Wallen's arrest warrant information was not immediately available, but Rahmer's warrant alleges he possessed psilocybin mushrooms, which resulted in the felony charge, along with 10 "dosage units" of Adderall and a single "dosage unit" of 30 milligrams of oxycodone hydrochloride. A dosage unit is presumably a pill.  

In a February letter sent to concerned senators, the Department of Defense confirmed 31 fatal drug overdoses at Fort Liberty between 2017 and 2021.

“While they are innocent until proven guilty, we are encouraged to see progress in the ongoing investigation as these arrests demonstrate the Army's commitment to accountability and to reduce and eliminate drug use and drug-related crime,” Gordon said. “Further, these alleged actions do not reflect the values of the Army and the Special Operations community.”

In January, there were 15 soldiers arrested by Army officials for their role in this drug ring. Only two of them were cleared. Make no mistake about it, the Army would not be doing this if there weren't mountains of evidence. Replacing that many special forces folks from the same unit isn't easy. It requires months of planning, extra training, and the shifting of resources. In a time when more troops are on alert or moved into hazardous areas, this is the last thing that they need. These are squad leaders and platoon sergeants. Those folks play a huge role in the success or the failure of the missions. And, in my opinion, that's not something you wanna fuck with on mushrooms, oxy, or adderal. Well, adderal is probably fine if we are just a few milligrams goofin. A little PED never hurt anyone unless you're tryin to get in the Hall of Fame. 

As a result of all these recent incidences, Mom and dad in Congress are back. That might be the worst punishment the rest of the unit can imagine. Nobody wants fuckers who have no idea what they are talking about putting their noses into operational readiness. Doesnt matter if they like it because apparently, that's exactly whats about to happen. 

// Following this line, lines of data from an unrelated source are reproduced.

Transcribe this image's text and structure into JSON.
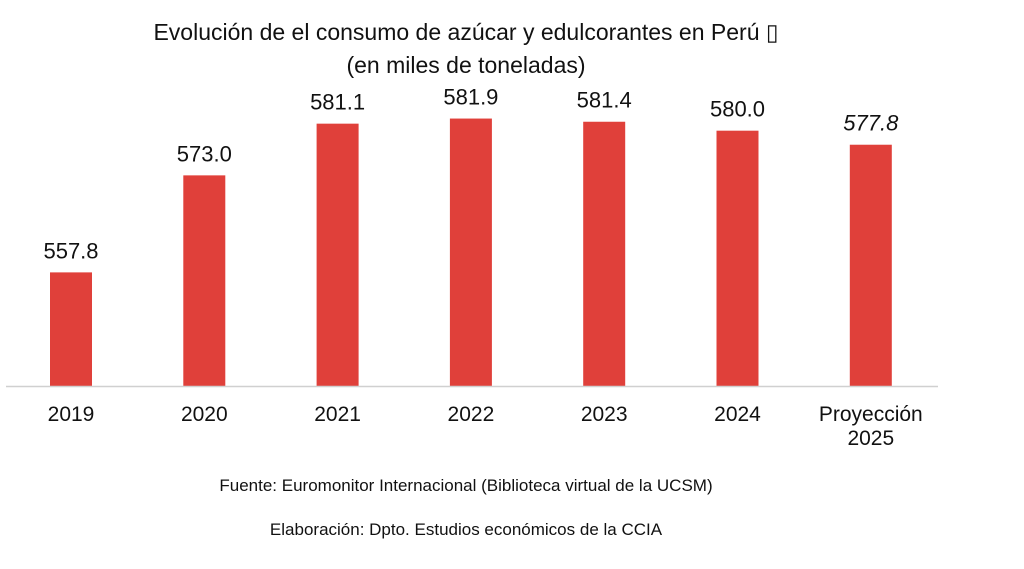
{
  "chart_data": {
    "type": "bar",
    "title": [
      "Evolución de el consumo de azúcar y edulcorantes en Perú ▯",
      "(en miles de toneladas)"
    ],
    "categories": [
      "2019",
      "2020",
      "2021",
      "2022",
      "2023",
      "2024",
      "Proyección 2025"
    ],
    "values": [
      557.8,
      573.0,
      581.1,
      581.9,
      581.4,
      580.0,
      577.8
    ],
    "value_labels": [
      "557.8",
      "573.0",
      "581.1",
      "581.9",
      "581.4",
      "580.0",
      "577.8"
    ],
    "projected": [
      false,
      false,
      false,
      false,
      false,
      false,
      true
    ],
    "ylim": [
      540,
      587
    ],
    "bar_color": "#e0403a",
    "axis_color": "#d0d0d0",
    "xlabel": "",
    "ylabel": "",
    "grid": false,
    "legend": "none"
  },
  "notes": {
    "source": "Fuente: Euromonitor Internacional (Biblioteca virtual de la UCSM)",
    "credit": "Elaboración: Dpto. Estudios económicos de la CCIA"
  }
}
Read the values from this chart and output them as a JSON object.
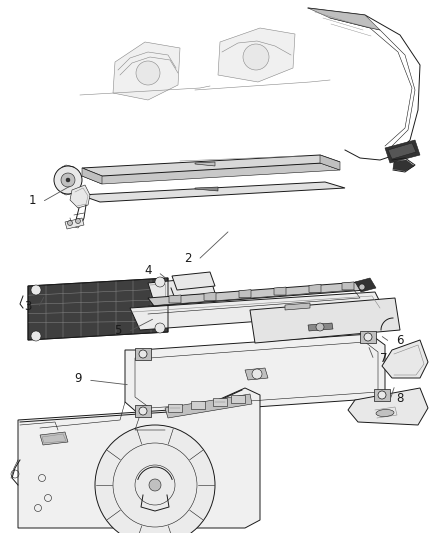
{
  "background_color": "#ffffff",
  "line_color": "#1a1a1a",
  "label_color": "#1a1a1a",
  "fig_width": 4.38,
  "fig_height": 5.33,
  "dpi": 100,
  "label_fontsize": 8.5,
  "lw_main": 0.7,
  "lw_thin": 0.4,
  "lw_thick": 1.2,
  "gray_light": "#e8e8e8",
  "gray_mid": "#c0c0c0",
  "gray_dark": "#888888",
  "gray_black": "#333333"
}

Oversight of special operations has slowly increased on Capitol Hill as the Pentagon has leaned heavily on its elite units in the counter-terrorism campaigns following 9/11. Units that are tasked with operating in the dark face few checks and balances, compared to conventional forces, in environments that are not shrouded in secrecy, such as day-to-day operations on American soil.

An internal review of Special Operations Command conducted in 2019 found severe issues with ethics in the community, finding that the culture of elite units' extreme focus on mission accomplishment allows misconduct and unethical behavior to often go unchecked.

Anyway, sucks to see this kinda shit but it needs to happen after the report of 31 drug-related deaths on one military post. There shouldn't be any so it's clearly a problem that needs fixing. I'm sure these arrests were wake-up calls to the rest of the folks in the unit and beyond.